Gelmini apre al dialogo, gli studenti no

“Fulminata sulla via del Gran Sasso?”. Non suscitano alcun entusiasmo tra gli studenti le recenti dichiarazioni di Mariastella Gelmini: all’indomani dell’intervista concessa dal ministro dell’istruzione a Repubblica è una vera e propria levata di scudi quella che si solleva nel mondo studentesco, intermezzata da qualche punta di sarcasmo: “Il ministro Gelmini a quanto pare si è svegliato in vena di generosità” commentano l’Unione degli universitari e la Rete degli studenti medi.

Un’intervista dai toni concilianti quella della titolare dell’Istruzione: la stessa Gelmini che l’anno scorso definì “strumentalizzati” e “non rappresentativi” gli studenti che invasero le piazze della Capitale, oggi dichiara che la protesta studentesca di venerdì scorso è un “fatto che merita rispetto“. E chiama le cose con il loro nome: come quei fastidiosi “tagli” operati da Tremonti, che “il mio ministero non è più in grado di sopportare”. Insomma, se l’obiettivo degli studenti era quello di dare la sveglia al governo, pare che il ministro l’abbia sentita.

Ma dal fronte studentesco si leva un coro compatto: il ministro è “fuori tempo massimo”. Lo dicono chiaro e tondo: “Non abbiamo la memoria corta e sappiamo riconoscere l’ipocrisia. Non saranno certo queste uscite del ministro ‘fulminata sulla via del Gran Sasso’ a farci dimenticare che tipo di politica è stata portata avanti da questo governo, anche perché sarebbe impossibile vista la situazione disastrosa che c’è nelle nostre scuole dopo 3 anni di tagli”.

Le parole del ministro “hanno dell’incredibile” anche per la Rete della Conoscenza, che ribatte con dieci domande al ministro e commenta: “Con che faccia, ministra Gelmini, viene a chiederci di dialogare, mentre continua a mentire e truccare i numeri?”. Sulla stessa linea d’onda la Rete Universitaria Nazionale: “il ministro avrebbe potuto fare questa intervista 4 anni fa. Adesso non ha senso”. E nemmeno i ricercatori della Rete29Aprile ci vanno per il sottile. Secondo Alessandro Pezzella l’intervista rappresenta “un intervento triste che fa emergere l’inadeguatezza del ministro”.

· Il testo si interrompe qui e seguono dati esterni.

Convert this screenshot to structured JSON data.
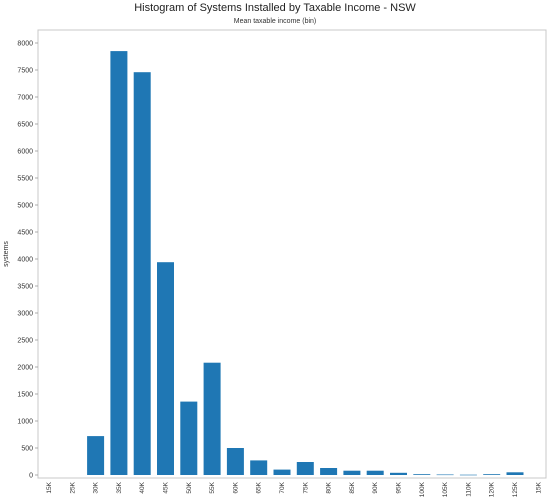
{
  "chart_data": {
    "type": "bar",
    "title": "Histogram of Systems Installed by Taxable Income - NSW",
    "subtitle": "Mean taxable income (bin)",
    "ylabel": "systems",
    "xlabel": "",
    "ylim": [
      0,
      8000
    ],
    "yticks": [
      0,
      500,
      1000,
      1500,
      2000,
      2500,
      3000,
      3500,
      4000,
      4500,
      5000,
      5500,
      6000,
      6500,
      7000,
      7500,
      8000
    ],
    "grid": false,
    "legend": "none",
    "bar_color": "#1f77b4",
    "categories": [
      "15K",
      "25K",
      "30K",
      "35K",
      "40K",
      "45K",
      "50K",
      "55K",
      "60K",
      "65K",
      "70K",
      "75K",
      "80K",
      "85K",
      "90K",
      "95K",
      "100K",
      "105K",
      "110K",
      "120K",
      "125K",
      "15K"
    ],
    "values": [
      0,
      0,
      720,
      7850,
      7460,
      3940,
      1360,
      2080,
      500,
      270,
      100,
      240,
      130,
      80,
      80,
      40,
      15,
      10,
      5,
      15,
      50,
      0
    ]
  }
}
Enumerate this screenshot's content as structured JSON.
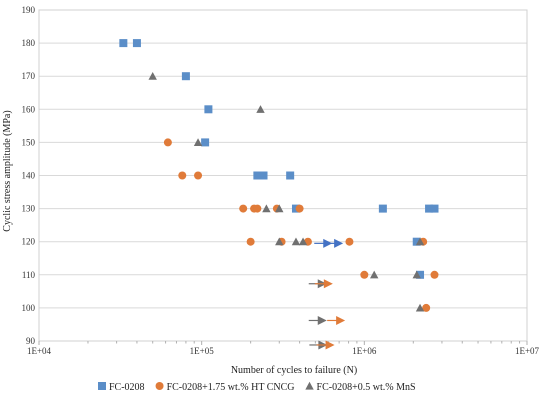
{
  "chart_data": {
    "type": "scatter",
    "title": "",
    "xlabel": "Number of cycles to failure (N)",
    "ylabel": "Cyclic stress amplitude (MPa)",
    "x_scale": "log",
    "xlim": [
      10000,
      10000000
    ],
    "ylim": [
      90,
      190
    ],
    "x_ticks": [
      10000,
      100000,
      1000000,
      10000000
    ],
    "x_tick_labels": [
      "1E+04",
      "1E+05",
      "1E+06",
      "1E+07"
    ],
    "y_ticks": [
      90,
      100,
      110,
      120,
      130,
      140,
      150,
      160,
      170,
      180,
      190
    ],
    "y_tick_labels": [
      "90",
      "100",
      "110",
      "120",
      "130",
      "140",
      "150",
      "160",
      "170",
      "180",
      "190"
    ],
    "grid": true,
    "legend_position": "bottom",
    "series": [
      {
        "name": "FC-0208",
        "marker": "square",
        "color": "#5b8ec8",
        "points": [
          {
            "x": 33000,
            "y": 180
          },
          {
            "x": 40000,
            "y": 180
          },
          {
            "x": 80000,
            "y": 170
          },
          {
            "x": 110000,
            "y": 160
          },
          {
            "x": 105000,
            "y": 150
          },
          {
            "x": 220000,
            "y": 140
          },
          {
            "x": 240000,
            "y": 140
          },
          {
            "x": 350000,
            "y": 140
          },
          {
            "x": 380000,
            "y": 130
          },
          {
            "x": 1300000,
            "y": 130
          },
          {
            "x": 2500000,
            "y": 130
          },
          {
            "x": 2700000,
            "y": 130
          },
          {
            "x": 2100000,
            "y": 120
          },
          {
            "x": 2200000,
            "y": 110
          }
        ]
      },
      {
        "name": "FC-0208+1.75 wt.% HT CNCG",
        "marker": "circle",
        "color": "#e07b39",
        "points": [
          {
            "x": 62000,
            "y": 150
          },
          {
            "x": 76000,
            "y": 140
          },
          {
            "x": 95000,
            "y": 140
          },
          {
            "x": 180000,
            "y": 130
          },
          {
            "x": 210000,
            "y": 130
          },
          {
            "x": 220000,
            "y": 130
          },
          {
            "x": 290000,
            "y": 130
          },
          {
            "x": 400000,
            "y": 130
          },
          {
            "x": 200000,
            "y": 120
          },
          {
            "x": 310000,
            "y": 120
          },
          {
            "x": 450000,
            "y": 120
          },
          {
            "x": 810000,
            "y": 120
          },
          {
            "x": 2300000,
            "y": 120
          },
          {
            "x": 1000000,
            "y": 110
          },
          {
            "x": 2700000,
            "y": 110
          },
          {
            "x": 2400000,
            "y": 100
          }
        ]
      },
      {
        "name": "FC-0208+0.5 wt.% MnS",
        "marker": "triangle",
        "color": "#707070",
        "points": [
          {
            "x": 50000,
            "y": 170
          },
          {
            "x": 230000,
            "y": 160
          },
          {
            "x": 95000,
            "y": 150
          },
          {
            "x": 250000,
            "y": 130
          },
          {
            "x": 300000,
            "y": 130
          },
          {
            "x": 300000,
            "y": 120
          },
          {
            "x": 380000,
            "y": 120
          },
          {
            "x": 420000,
            "y": 120
          },
          {
            "x": 2200000,
            "y": 120
          },
          {
            "x": 1150000,
            "y": 110
          },
          {
            "x": 2100000,
            "y": 110
          },
          {
            "x": 2200000,
            "y": 100
          }
        ]
      }
    ],
    "runouts": [
      {
        "x": 600000,
        "y": 119.5,
        "color": "#4472c4"
      },
      {
        "x": 700000,
        "y": 119.5,
        "color": "#4472c4"
      },
      {
        "x": 555000,
        "y": 107.3,
        "color": "#707070"
      },
      {
        "x": 605000,
        "y": 107.3,
        "color": "#e07b39"
      },
      {
        "x": 555000,
        "y": 96.2,
        "color": "#707070"
      },
      {
        "x": 720000,
        "y": 96.2,
        "color": "#e07b39"
      },
      {
        "x": 560000,
        "y": 88.8,
        "color": "#707070"
      },
      {
        "x": 620000,
        "y": 88.8,
        "color": "#e07b39"
      }
    ]
  }
}
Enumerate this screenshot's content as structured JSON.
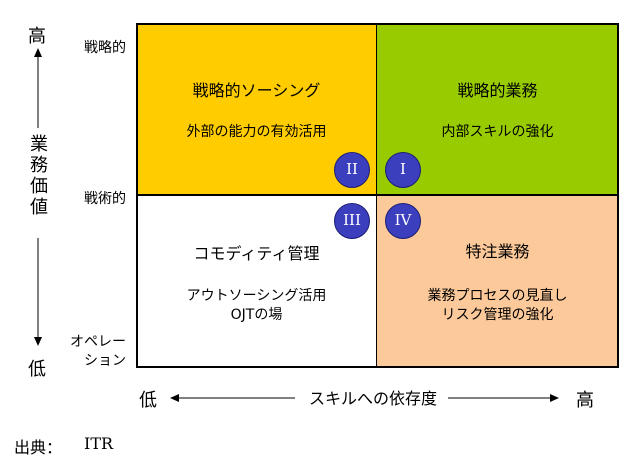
{
  "quadrants": {
    "top_left": {
      "title": "戦略的ソーシング",
      "subtitle": "外部の能力の有効活用"
    },
    "top_right": {
      "title": "戦略的業務",
      "subtitle": "内部スキルの強化"
    },
    "bottom_left": {
      "title": "コモディティ管理",
      "subtitle_line1": "アウトソーシング活用",
      "subtitle_line2": "OJTの場"
    },
    "bottom_right": {
      "title": "特注業務",
      "subtitle_line1": "業務プロセスの見直し",
      "subtitle_line2": "リスク管理の強化"
    }
  },
  "markers": {
    "I": "I",
    "II": "II",
    "III": "III",
    "IV": "IV"
  },
  "y_axis": {
    "title": "業務価値",
    "high": "高",
    "low": "低",
    "levels": {
      "strategic": "戦略的",
      "tactical": "戦術的",
      "operation_line1": "オペレー",
      "operation_line2": "ション"
    }
  },
  "x_axis": {
    "title": "スキルへの依存度",
    "low": "低",
    "high": "高"
  },
  "source": {
    "label": "出典：",
    "value": "ITR"
  }
}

In conclusione, l’invito rivolto a Mariastella Gelmini è trasversale, dall’Udu ai collettivi: “Se davvero ha a cuore le sorti della scuola e dell’università, ci dia ascolto e si dimetta“. Un concetto che i nostri hanno tutta l’intenzione di voler ribadire nel corso di questo autunno autunno “rovente”. Dopo la manifestazione del 7 ottobre, i megafoni si stanno scaldando per quella di sabato prossimo.